I have been building flashlights for some friends of mine, and I’ve been getting a lot of requests for single mode. So far, I have just been buying them flashed with Star from RMM, but I wonder if there is a way to do a hardware fix. I had heard somewhere that you can short the + wire to one of the 7135 pins to get a regulated single mode. Is that true? If not, is there any other way to get a regulated single mode (not direct drive)?

High mode only? Yep, just short the 7135 pwm to +.

It's easy to do. Just remove the MCU then short VDD to the PWM/GATE pin of the 7135s. That is what the MCU is doing, except at varying pulse modulation levels. You lose any sort of low voltage cutoff, etc. though. You can see what you need to bridge by looking at this driver.

Which 7135 pin is the pwm one?

I’m just “talking out of school” here, and I’ve been wrong often enough you should double-check, but…

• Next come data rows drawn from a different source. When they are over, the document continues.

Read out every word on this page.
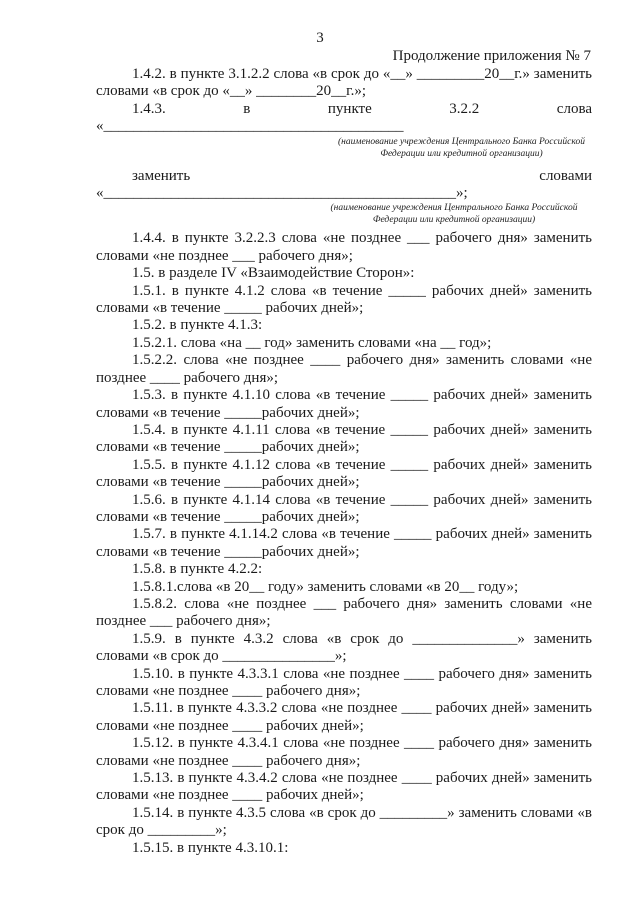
3
Продолжение приложения № 7

1.4.2. в пункте 3.1.2.2 слова «в срок до «__» _________20__г.» заменить словами «в срок до «__» ________20__г.»;

1.4.3. в пункте 3.2.2 слова «________________________________________

(наименование учреждения Центрального Банка Российской Федерации или кредитной организации)

заменить словами «_______________________________________________»;

(наименование учреждения Центрального Банка Российской Федерации или кредитной организации)

1.4.4. в пункте 3.2.2.3 слова «не позднее ___ рабочего дня» заменить словами «не позднее ___ рабочего дня»;

1.5. в разделе IV «Взаимодействие Сторон»:

1.5.1. в пункте 4.1.2 слова «в течение _____ рабочих дней» заменить словами «в течение _____ рабочих дней»;

1.5.2. в пункте 4.1.3:

1.5.2.1. слова «на __ год» заменить словами «на __ год»;

1.5.2.2. слова «не позднее ____ рабочего дня» заменить словами «не позднее ____ рабочего дня»;

1.5.3. в пункте 4.1.10 слова «в течение _____ рабочих дней» заменить словами «в течение _____рабочих дней»;

1.5.4. в пункте 4.1.11 слова «в течение _____ рабочих дней» заменить словами «в течение _____рабочих дней»;

1.5.5. в пункте 4.1.12 слова «в течение _____ рабочих дней» заменить словами «в течение _____рабочих дней»;

1.5.6. в пункте 4.1.14 слова «в течение _____ рабочих дней» заменить словами «в течение _____рабочих дней»;

1.5.7. в пункте 4.1.14.2 слова «в течение _____ рабочих дней» заменить словами «в течение _____рабочих дней»;

1.5.8. в пункте 4.2.2:

1.5.8.1.слова «в 20__ году» заменить словами «в 20__ году»;

1.5.8.2. слова «не позднее ___ рабочего дня» заменить словами «не позднее ___ рабочего дня»;

1.5.9. в пункте 4.3.2 слова «в срок до ______________» заменить словами «в срок до _______________»;

1.5.10. в пункте 4.3.3.1 слова «не позднее ____ рабочего дня» заменить словами «не позднее ____ рабочего дня»;

1.5.11. в пункте 4.3.3.2 слова «не позднее ____ рабочих дней» заменить словами «не позднее ____ рабочих дней»;

1.5.12. в пункте 4.3.4.1 слова «не позднее ____ рабочего дня» заменить словами «не позднее ____ рабочего дня»;

1.5.13. в пункте 4.3.4.2 слова «не позднее ____ рабочих дней» заменить словами «не позднее ____ рабочих дней»;

1.5.14. в пункте 4.3.5 слова «в срок до _________» заменить словами «в срок до _________»;

1.5.15. в пункте 4.3.10.1:
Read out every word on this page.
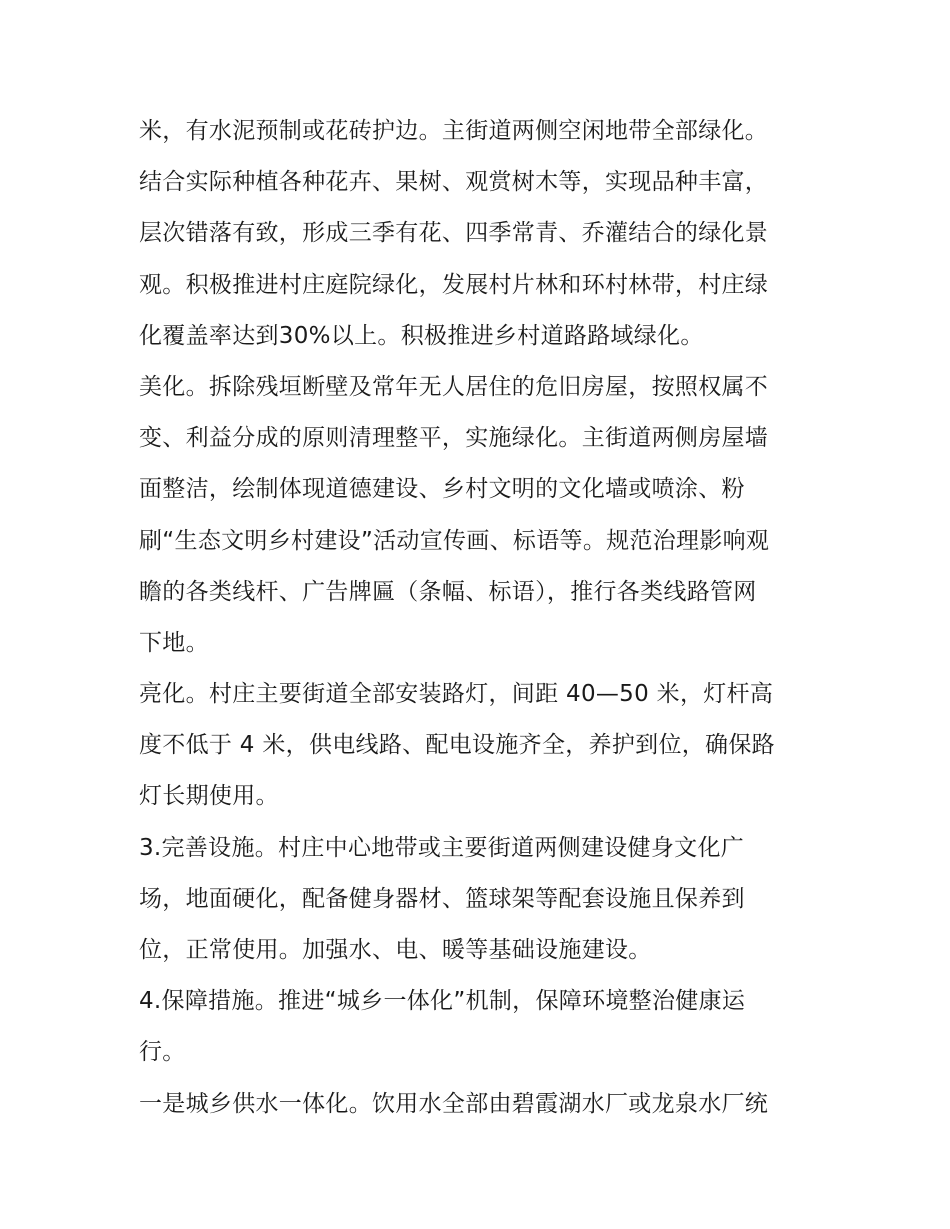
米，有水泥预制或花砖护边。主街道两侧空闲地带全部绿化。
结合实际种植各种花卉、果树、观赏树木等，实现品种丰富，
层次错落有致，形成三季有花、四季常青、乔灌结合的绿化景
观。积极推进村庄庭院绿化，发展村片林和环村林带，村庄绿
化覆盖率达到30%以上。积极推进乡村道路路域绿化。
美化。拆除残垣断壁及常年无人居住的危旧房屋，按照权属不
变、利益分成的原则清理整平，实施绿化。主街道两侧房屋墙
面整洁，绘制体现道德建设、乡村文明的文化墙或喷涂、粉
刷“生态文明乡村建设”活动宣传画、标语等。规范治理影响观
瞻的各类线杆、广告牌匾（条幅、标语），推行各类线路管网
下地。
亮化。村庄主要街道全部安装路灯，间距 40—50 米，灯杆高
度不低于 4 米，供电线路、配电设施齐全，养护到位，确保路
灯长期使用。
3.完善设施。村庄中心地带或主要街道两侧建设健身文化广
场，地面硬化，配备健身器材、篮球架等配套设施且保养到
位，正常使用。加强水、电、暖等基础设施建设。
4.保障措施。推进“城乡一体化”机制，保障环境整治健康运
行。
一是城乡供水一体化。饮用水全部由碧霞湖水厂或龙泉水厂统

The 7135 doesn’t do the PWM, it just limits current. The MCU turns the 7135s on & off by the “PB1” pin, AKA Pin6. The pin on the 7135s that turns them ON is #3, the one on the Right, looking at them from the top. AFAIK, you can make them “Always ON” (i.e. “one mode”) by connecting that pin to the ( + ) rail.

Here’s a picture I was recently given:

I beLIEve (but cannot prove until I test it later in the week) that bridging the RED line to the BLUE line will give you what you and I want, a fully regulated single mode. It may kill your MCU, though, if not the entire driver, if not the operator… At a minimum you’ll lose low-voltage detection, so you will need to develop the habit of “recharge early, recharge often” to keep from killing 18650s.

Personally I wouldn’t want to lose low-voltage detection.
Bridge vcc to blue (instead of Vin / LED) and at least you’ll retain reverse polarity protection.

Thanks, Dimbo, the picture really helps! It’s also consistent with what RMM said (thank you too, RMM!).

I’m thinking the ideal way would be to reflash the mcu but baring that do what Helios and RMM said. Removing the mcu (or just clipping the vcc pin) will save you a few mA and shorting to vcc will keep the reverse polarity diode in the circuit. Shorting directly to B+ would add a few minutes in regulation. Your choice.